Invoke-RestMethod -UseBasicParsing -Uri $uri -Method "PUT" -Body $body -ContentType application/json -Headers $header
output:
count value
----- -----
1 {@{identity=; role=; access=assigned; accessDisplayName=Assigned}}
Upvotes: 1
Reputation: 1006
The only missing thing is that in your body, you should provide an array instead of a single object, here is a working example:
$uri = "https://dev.azure.com/bauca/_apis/securityroles/scopes/distributedtask.environmentreferencerole/roleassignments/resources/{project_id}_{env_id}"
$id_of_user = 'YOUR_USER_ID'
$tokenbase = 'YOUR_PAT'
$header = @{
"authority"="dev.azure.com"
"Authorization"= "Basic $tokenbase"
"method"="PUT"
"path"="/{ORG}/_apis/securityroles/scopes/distributedtask.environmentreferencerole/roleassignments/resources/{project_id}_{env_id}"
"scheme"="https"
"accept"="application/json;api-version=5.0-preview.1;excludeUrls=true;enumsAsNumbers=true;msDateFormat=true;noArrayWrap=true"
"accept-encoding"="gzip, deflate, br"
"accept-language"="en-US,en;q=0.9,pt;q=0.8,nl;q=0.7"

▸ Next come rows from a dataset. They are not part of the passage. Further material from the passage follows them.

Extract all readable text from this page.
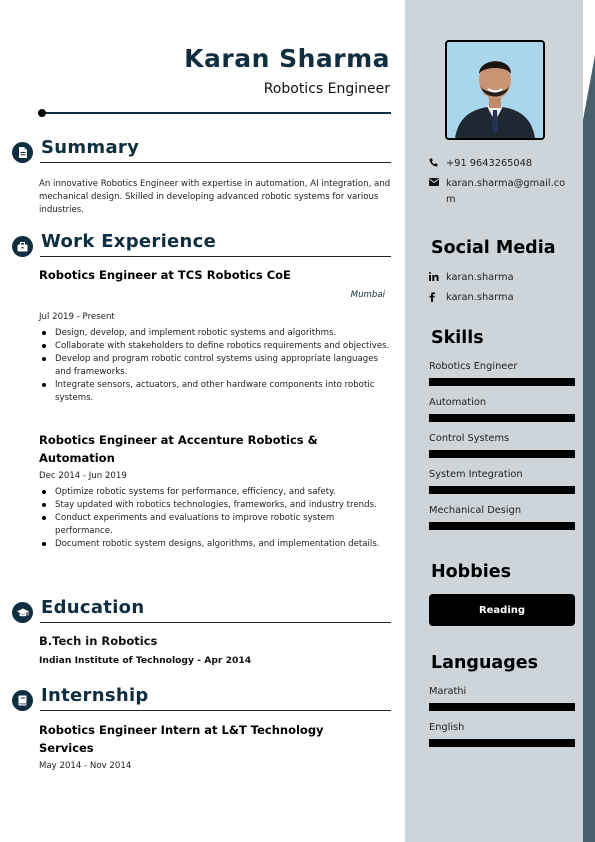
Karan Sharma
Robotics Engineer
Summary
An innovative Robotics Engineer with expertise in automation, AI integration, and mechanical design. Skilled in developing advanced robotic systems for various industries.
Work Experience
Robotics Engineer at TCS Robotics CoE
Mumbai
Jul 2019 - Present
Design, develop, and implement robotic systems and algorithms.
Collaborate with stakeholders to define robotics requirements and objectives.
Develop and program robotic control systems using appropriate languages and frameworks.
Integrate sensors, actuators, and other hardware components into robotic systems.
Robotics Engineer at Accenture Robotics & Automation
Dec 2014 - Jun 2019
Optimize robotic systems for performance, efficiency, and safety.
Stay updated with robotics technologies, frameworks, and industry trends.
Conduct experiments and evaluations to improve robotic system performance.
Document robotic system designs, algorithms, and implementation details.
Education
B.Tech in Robotics
Indian Institute of Technology - Apr 2014
Internship
Robotics Engineer Intern at L&T Technology Services
May 2014 - Nov 2014
+91 9643265048
karan.sharma@gmail.com
Social Media
karan.sharma
karan.sharma
Skills
Robotics Engineer
Automation
Control Systems
System Integration
Mechanical Design
Hobbies
Reading
Languages
Marathi
English
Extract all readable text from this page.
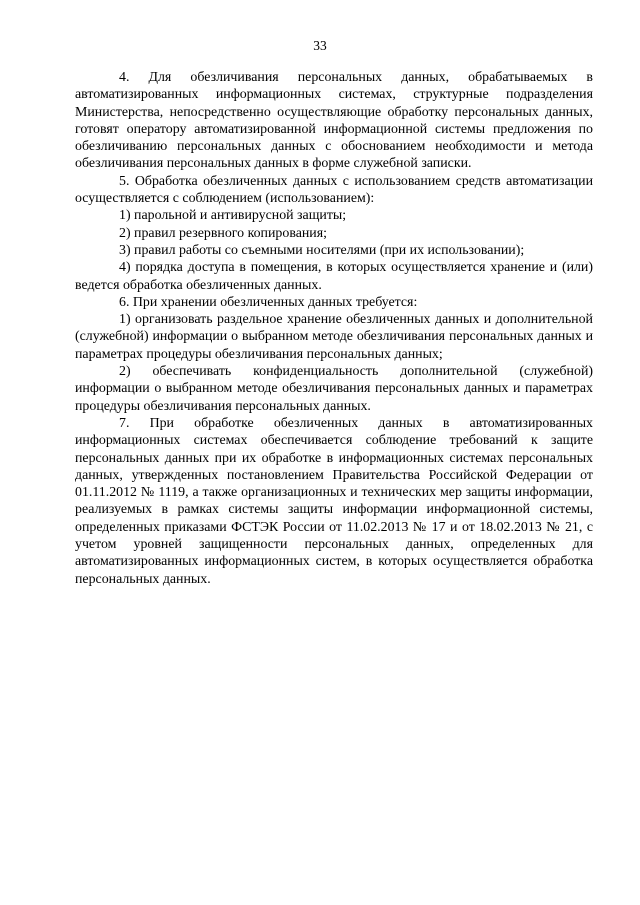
33

4. Для обезличивания персональных данных, обрабатываемых в автоматизированных информационных системах, структурные подразделения Министерства, непосредственно осуществляющие обработку персональных данных, готовят оператору автоматизированной информационной системы предложения по обезличиванию персональных данных с обоснованием необходимости и метода обезличивания персональных данных в форме служебной записки.

5. Обработка обезличенных данных с использованием средств автоматизации осуществляется с соблюдением (использованием):

1) парольной и антивирусной защиты;

2) правил резервного копирования;

3) правил работы со съемными носителями (при их использовании);

4) порядка доступа в помещения, в которых осуществляется хранение и (или) ведется обработка обезличенных данных.

6. При хранении обезличенных данных требуется:

1) организовать раздельное хранение обезличенных данных и дополнительной (служебной) информации о выбранном методе обезличивания персональных данных и параметрах процедуры обезличивания персональных данных;

2) обеспечивать конфиденциальность дополнительной (служебной) информации о выбранном методе обезличивания персональных данных и параметрах процедуры обезличивания персональных данных.

7. При обработке обезличенных данных в автоматизированных информационных системах обеспечивается соблюдение требований к защите персональных данных при их обработке в информационных системах персональных данных, утвержденных постановлением Правительства Российской Федерации от 01.11.2012 № 1119, а также организационных и технических мер защиты информации, реализуемых в рамках системы защиты информации информационной системы, определенных приказами ФСТЭК России от 11.02.2013 № 17 и от 18.02.2013 № 21, с учетом уровней защищенности персональных данных, определенных для автоматизированных информационных систем, в которых осуществляется обработка персональных данных.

"origin"="https://dev.azure.com"
"x-vss-reauthenticationaction"="Suppress"
} `
$body = "[{`"userId`":`"${id_of_user}`",`"roleName`":`"Administrator`"}]"
Invoke-RestMethod -UseBasicParsing -Uri $uri -Method "PUT" -Body $body -ContentType "application/json" -Headers $header
The returned results should be something like:
@{displayName=USER_NAME; id=USERID; uniqueName=USER_UNIQUENAME}
The API documentation is not clear about that, so, in this situations what I'd recommend you to do, is just use Chrome to do the requests through the UI, then inspect element and grab the network information of the request, after that 'Click with the right button' and then select 'Copy to Powershell' you'll see exactly what is the 'body' required to perform the request.